People Taking Certain Medications

Magnesium threonate can interfere with how your body absorbs several common medications. The most well-documented interactions involve two groups:

  • Certain antibiotics. Magnesium binds to tetracycline-type antibiotics (like doxycycline) and quinolone antibiotics (like ciprofloxacin and levofloxacin), forming complexes your body can’t absorb. If you’re on one of these antibiotics, you’d need to take it at least 2 hours before or 4 to 6 hours after your magnesium supplement. In practice, this timing can be difficult to maintain, especially with antibiotics taken multiple times per day.
  • Bisphosphonates. These are medications commonly prescribed for osteoporosis. Magnesium reduces their absorption in a similar way, making them less effective.

Other medications can shift your magnesium levels in ways that complicate supplementation. Diuretics (water pills) can cause your body to lose magnesium through urine, while proton pump inhibitors, used for acid reflux, can reduce magnesium absorption over time. If you take either type of medication, your baseline magnesium status may be unpredictable, making it harder to supplement safely without monitoring.

Pregnant and Breastfeeding Women

While magnesium itself is not harmful during pregnancy, and deficiency is actually more common due to increased demand, there is no clinical data specifically evaluating magnesium threonate in pregnant or breastfeeding women. Studies on magnesium supplementation in pregnancy have used other forms like magnesium oxide, citrate, and gluconate. A large Cochrane review of 10 trials found no clear evidence that magnesium supplementation improved outcomes like preterm birth, pre-eclampsia, or perinatal mortality.
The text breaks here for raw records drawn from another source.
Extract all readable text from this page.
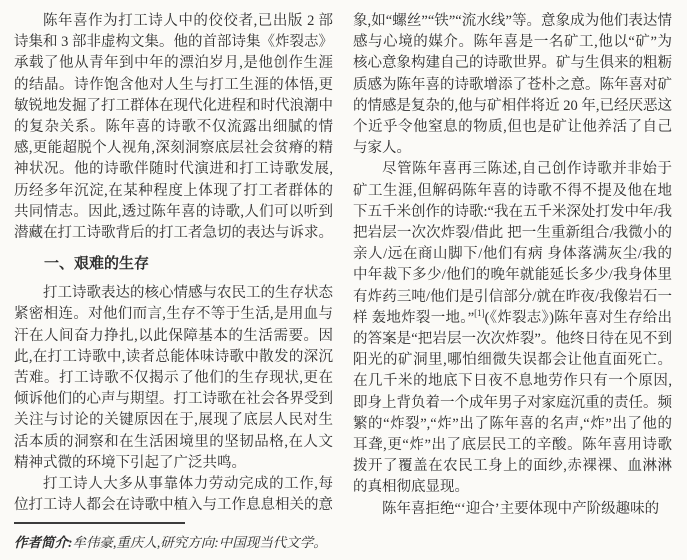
陈年喜作为打工诗人中的佼佼者,已出版 2 部诗集和 3 部非虚构文集。他的首部诗集《炸裂志》承载了他从青年到中年的漂泊岁月,是他创作生涯的结晶。诗作饱含他对人生与打工生涯的体悟,更敏锐地发掘了打工群体在现代化进程和时代浪潮中的复杂关系。陈年喜的诗歌不仅流露出细腻的情感,更能超脱个人视角,深刻洞察底层社会贫瘠的精神状况。他的诗歌伴随时代演进和打工诗歌发展,历经多年沉淀,在某种程度上体现了打工者群体的共同情志。因此,透过陈年喜的诗歌,人们可以听到潜藏在打工诗歌背后的打工者急切的表达与诉求。

一、艰难的生存

打工诗歌表达的核心情感与农民工的生存状态紧密相连。对他们而言,生存不等于生活,是用血与汗在人间奋力挣扎,以此保障基本的生活需要。因此,在打工诗歌中,读者总能体味诗歌中散发的深沉苦难。打工诗歌不仅揭示了他们的生存现状,更在倾诉他们的心声与期望。打工诗歌在社会各界受到关注与讨论的关键原因在于,展现了底层人民对生活本质的洞察和在生活困境里的坚韧品格,在人文精神式微的环境下引起了广泛共鸣。

打工诗人大多从事靠体力劳动完成的工作,每位打工诗人都会在诗歌中植入与工作息息相关的意

作者简介:牟伟豪,重庆人,研究方向:中国现当代文学。

象,如“螺丝”“铁”“流水线”等。意象成为他们表达情感与心境的媒介。陈年喜是一名矿工,他以“矿”为核心意象构建自己的诗歌世界。矿与生俱来的粗粝质感为陈年喜的诗歌增添了苍朴之意。陈年喜对矿的情感是复杂的,他与矿相伴将近 20 年,已经厌恶这个近乎令他窒息的物质,但也是矿让他养活了自己与家人。

尽管陈年喜再三陈述,自己创作诗歌并非始于矿工生涯,但解码陈年喜的诗歌不得不提及他在地下五千米创作的诗歌:“我在五千米深处打发中年/我把岩层一次次炸裂/借此 把一生重新组合/我微小的亲人/远在商山脚下/他们有病 身体落满灰尘/我的中年裁下多少/他们的晚年就能延长多少/我身体里有炸药三吨/他们是引信部分/就在昨夜/我像岩石一样 轰地炸裂一地。”[1](《炸裂志》)陈年喜对生存给出的答案是“把岩层一次次炸裂”。他终日待在见不到阳光的矿洞里,哪怕细微失误都会让他直面死亡。在几千米的地底下日夜不息地劳作只有一个原因,即身上背负着一个成年男子对家庭沉重的责任。频繁的“炸裂”,“炸”出了陈年喜的名声,“炸”出了他的耳聋,更“炸”出了底层民工的辛酸。陈年喜用诗歌拨开了覆盖在农民工身上的面纱,赤裸裸、血淋淋的真相彻底显现。

陈年喜拒绝“‘迎合’主要体现中产阶级趣味的
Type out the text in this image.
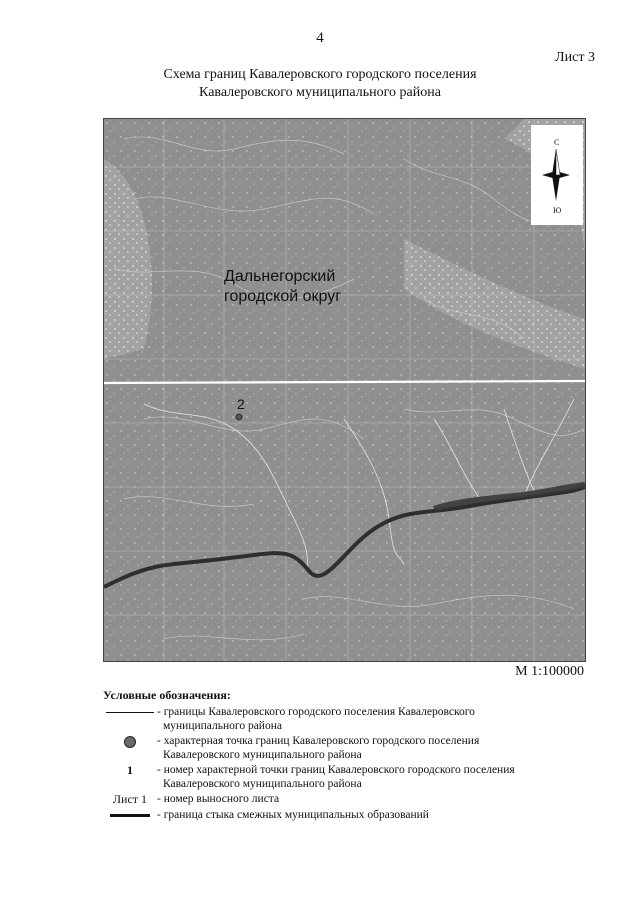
4
Лист 3
Схема границ Кавалеровского городского поселения
Кавалеровского муниципального района
2
Дальнегорский
городской округ
С
Ю
М 1:100000
Условные обозначения:
- границы Кавалеровского городского поселения Кавалеровского
муниципального района
- характерная точка границ Кавалеровского городского поселения
Кавалеровского муниципального района
1 - номер характерной точки границ Кавалеровского городского поселения
Кавалеровского муниципального района
Лист 1 - номер выносного листа
- граница стыка смежных муниципальных образований
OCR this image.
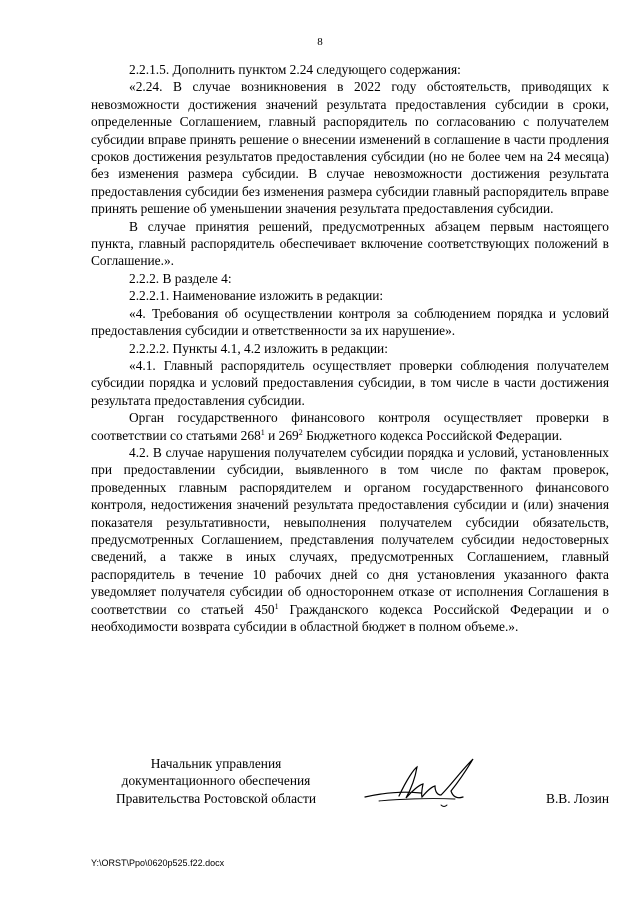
8

2.2.1.5. Дополнить пунктом 2.24 следующего содержания:

«2.24. В случае возникновения в 2022 году обстоятельств, приводящих к невозможности достижения значений результата предоставления субсидии в сроки, определенные Соглашением, главный распорядитель по согласованию с получателем субсидии вправе принять решение о внесении изменений в соглашение в части продления сроков достижения результатов предоставления субсидии (но не более чем на 24 месяца) без изменения размера субсидии. В случае невозможности достижения результата предоставления субсидии без изменения размера субсидии главный распорядитель вправе принять решение об уменьшении значения результата предоставления субсидии.

В случае принятия решений, предусмотренных абзацем первым настоящего пункта, главный распорядитель обеспечивает включение соответствующих положений в Соглашение.».

2.2.2. В разделе 4:

2.2.2.1. Наименование изложить в редакции:

«4. Требования об осуществлении контроля за соблюдением порядка и условий предоставления субсидии и ответственности за их нарушение».

2.2.2.2. Пункты 4.1, 4.2 изложить в редакции:

«4.1. Главный распорядитель осуществляет проверки соблюдения получателем субсидии порядка и условий предоставления субсидии, в том числе в части достижения результата предоставления субсидии.

Орган государственного финансового контроля осуществляет проверки в соответствии со статьями $268^1$ и $269^2$ Бюджетного кодекса Российской Федерации.

4.2. В случае нарушения получателем субсидии порядка и условий, установленных при предоставлении субсидии, выявленного в том числе по фактам проверок, проведенных главным распорядителем и органом государственного финансового контроля, недостижения значений результата предоставления субсидии и (или) значения показателя результативности, невыполнения получателем субсидии обязательств, предусмотренных Соглашением, представления получателем субсидии недостоверных сведений, а также в иных случаях, предусмотренных Соглашением, главный распорядитель в течение 10 рабочих дней со дня установления указанного факта уведомляет получателя субсидии об одностороннем отказе от исполнения Соглашения в соответствии со статьей $450^1$ Гражданского кодекса Российской Федерации и о необходимости возврата субсидии в областной бюджет в полном объеме.».

Начальник управления
документационного обеспечения
Правительства Ростовской области	В.В. Лозин
Y:\ORST\Ppo\0620p525.f22.docx
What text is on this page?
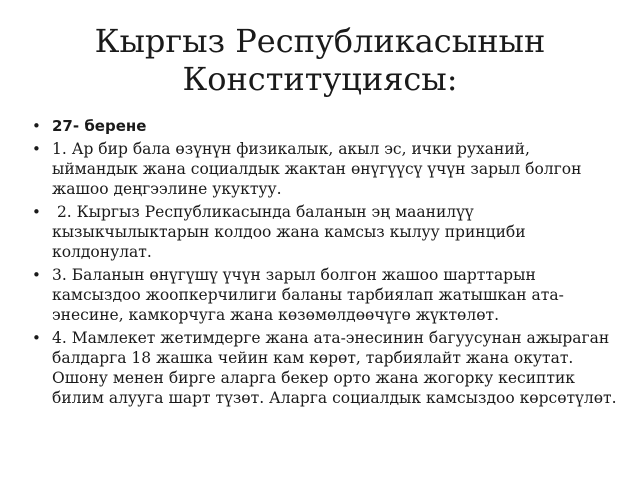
Кыргыз Республикасынын
Конституциясы:
• 27- берене
• 1. Ар бир бала өзүнүн физикалык, акыл эс, ички руханий, ыймандык жана социалдык жактан өнүгүүсү үчүн зарыл болгон жашоо деңгээлине укуктуу.
• 2. Кыргыз Республикасында баланын эң маанилүү кызыкчылыктарын колдоо жана камсыз кылуу принциби колдонулат.
• 3. Баланын өнүгүшү үчүн зарыл болгон жашоо шарттарын камсыздоо жоопкерчилиги баланы тарбиялап жатышкан ата-энесине, камкорчуга жана көзөмөлдөөчүгө жүктөлөт.
• 4. Мамлекет жетимдерге жана ата-энесинин багуусунан ажыраган балдарга 18 жашка чейин кам көрөт, тарбиялайт жана окутат. Ошону менен бирге аларга бекер орто жана жогорку кесиптик билим алууга шарт түзөт. Аларга социалдык камсыздоо көрсөтүлөт.
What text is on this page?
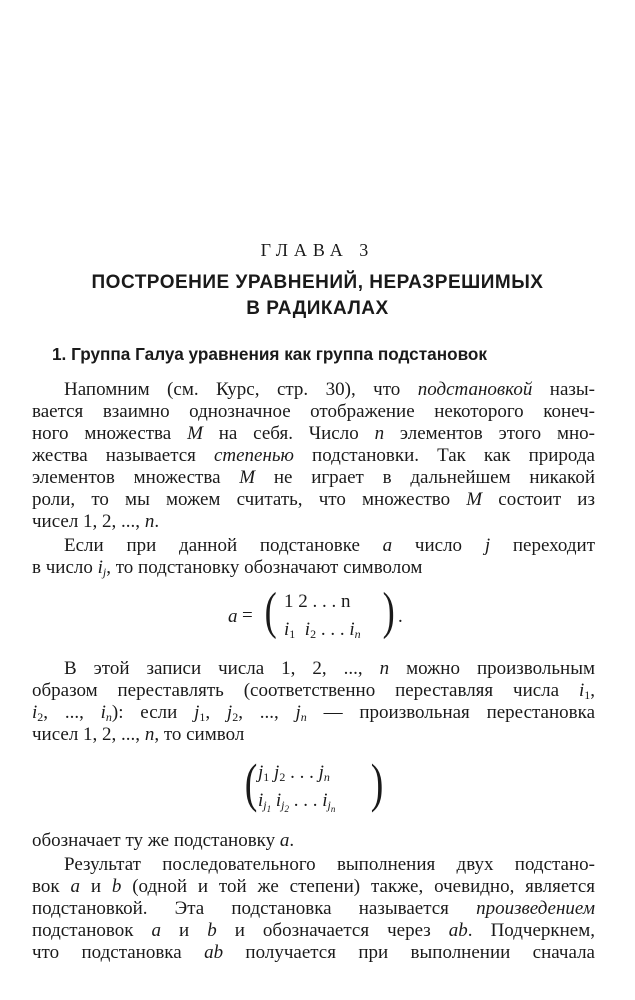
ГЛАВА 3
ПОСТРОЕНИЕ УРАВНЕНИЙ, НЕРАЗРЕШИМЫХ
В РАДИКАЛАХ
1. Группа Галуа уравнения как группа подстановок
Напомним (см. Курс, стр. 30), что подстановкой назы-
вается взаимно однозначное отображение некоторого конеч-
ного множества M на себя. Число n элементов этого мно-
жества называется степенью подстановки. Так как природа
элементов множества M не играет в дальнейшем никакой
роли, то мы можем считать, что множество M состоит из
чисел 1, 2, ..., n.
Если при данной подстановке a число j переходит
в число $i_j$, то подстановку обозначают символом
a = ( 1 2 . . . n
$i_1$ $i_2$ . . . $i_n$ ) .
В этой записи числа 1, 2, ..., n можно произвольным
образом переставлять (соответственно переставляя числа $i_1$,
$i_2$, ..., $i_n$): если $j_1$, $j_2$, ..., $j_n$ — произвольная перестановка
чисел 1, 2, ..., n, то символ
( $j_1$ $j_2$ . . . $j_n$
$i_{j_1}$ $i_{j_2}$ . . . $i_{j_n}$ )
обозначает ту же подстановку a.
Результат последовательного выполнения двух подстано-
вок a и b (одной и той же степени) также, очевидно, является
подстановкой. Эта подстановка называется произведением
подстановок a и b и обозначается через ab. Подчеркнем,
что подстановка ab получается при выполнении сначала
The lack of safety data specific to the threonate form matters here. Magnesium threonate is designed to cross the blood-brain barrier more effectively than other forms, and its effects on a developing fetal brain have simply not been studied. Without that data, pregnant and breastfeeding women are better served by forms that have been more thoroughly evaluated.

Children

The European Food Safety Authority has evaluated magnesium threonate as a novel food, but the existing clinical trials have been conducted in adults. There are no established pediatric dosing guidelines or safety profiles for this specific form. The tolerable upper intake level for supplemental magnesium in children is also considerably lower than for adults: 65 mg for children aged 1 to 3, and 110 mg for children aged 4 to 8. Since a standard adult dose of magnesium threonate provides 124 to 166 mg of elemental magnesium, even a reduced dose could approach or exceed those limits in younger children.

Why the Threonate Form Raises Specific Concerns

Most magnesium supplements primarily affect the body. Magnesium threonate is different because it was specifically developed to increase magnesium concentrations in the brain. In healthy adults looking to support cognitive function, this is the selling point. But for anyone with a neurological condition that could be affected by changes in brain magnesium levels, this property introduces uncertainty that doesn’t exist with forms like magnesium citrate or glycinate.

A standard daily dose of magnesium threonate (1.5 to 2 grams of the compound) delivers only about 124 to 166 mg of elemental magnesium, well below the 350 mg tolerable upper intake level for supplemental magnesium in adults. That means the overall magnesium load is relatively low. The concern isn’t the total amount of magnesium entering the body. It’s where that magnesium ends up and how it might interact with existing conditions or medications.

For healthy adults without kidney problems, neuromuscular disorders, or medication conflicts, magnesium threonate is considered safe at standard doses. If you fall into any of the groups above, a different form of magnesium, or none at all, is the more appropriate choice.